Vicki Spriggs, executive director of the Texas Juvenile Probation Commission.
Spriggs appears to be the frontrunner at this point, from what JJ Today hears. Her background includes one of the qualities many in the field view as critical for the next administrator: experience in running a big juvenile justice system.
Texas Juvenile Probation Commission (TJPC), with a staff of about 66, oversees the county departments that each year handle more than 40,000 juveniles on probation. Another agency, the Texas Youth Commission (TYC), is responsible for juveniles who are incarcerated in secure facilities.
“OJJDP needs strong leadership after the long dark years of the Bush administration,” said Mark Soler, executive director of the Center for Children’s Law and Policy. “Vicky Spriggs has demonstrated dynamic and effective leadership in Texas and would bring those skills to OJJDP.”
Another national JJ figure, who believes Justice should have tapped Vinny Schiraldi for this job months ago, disagreed.
“She was not part of the reform movement in Texas,” he said. “She’s no Vinny Schiraldi.”
A Texas JJ reform advocate – Marc Levin, director of the Austin-based Center for Effective Justice – told us that while Spriggs might not be out advocating reform, her implementation of changes has been excellent.
Last year the state year approved a “committed reduction” plan to provide funds to any county that agreed to lower the number of juveniles it committed to TYC facilities. Commitments to TYCin 2010 are down 40 percent compared with the same time frame in 2009, according to Levin.
“TJPC put together the whole framework” for that concept, Levin said. “A lot of impetus for change will come from outside the system. But I certainly give[Spriggs] and the commission credit for implementing them. I would be disappointed to lose her.”
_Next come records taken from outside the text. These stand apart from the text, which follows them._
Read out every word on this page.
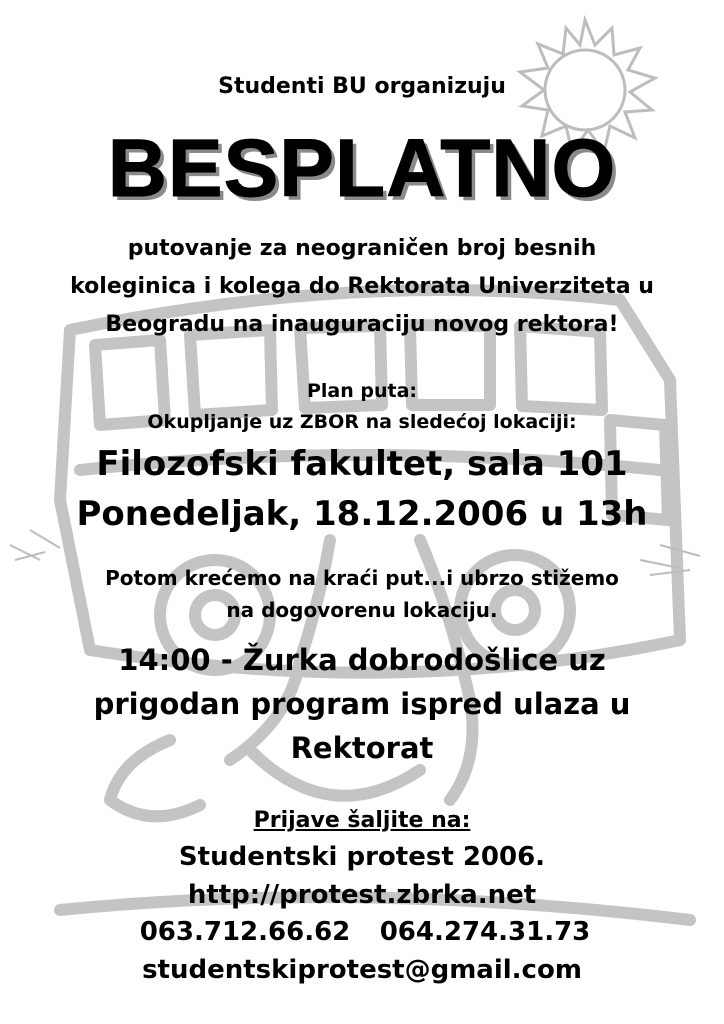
Studenti BU organizuju

BESPLATNO

putovanje za neograničen broj besnih

koleginica i kolega do Rektorata Univerziteta u

Beogradu na inauguraciju novog rektora!

Plan puta:

Okupljanje uz ZBOR na sledećoj lokaciji:

Filozofski fakultet, sala 101

Ponedeljak, 18.12.2006 u 13h

Potom krećemo na kraći put...i ubrzo stižemo

na dogovorenu lokaciju.

14:00 - Žurka dobrodošlice uz

prigodan program ispred ulaza u

Rektorat

Prijave šaljite na:

Studentski protest 2006.

http://protest.zbrka.net

063.712.66.62	064.274.31.73

studentskiprotest@gmail.com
Spriggs has strong ties to some national juvenile justice organizations. She is the current chair of the National Council on Crime and Delinquency, the Oakland-based research and training/technical assistance organization that handles projects with a number of states and counties, as well was with OJJDP. She is the Texas team leader for the Mental Health/Juvenile Justice Action Network, part of the John D. and Catherine T. MacArthur Foundation’s Models for Change Initiative.
Spriggs is also director of the 13-state southern region for the National Association of Probation Executives. A number of those states have some work to do when it comes to complying with the Juvenile Justice and Delinquency Prevention Act.
The other leading candidates are from New Orleans and New York. I suppose "Good luck" is the right thing to say, but frankly I'd hate to see Vicki go and after the series of questionable appointments at TYC after Dwight Harris left (before the Governor IMO finally got it right with Cherie Townsend), I'm more than a little afraid of who might be selected to replace her.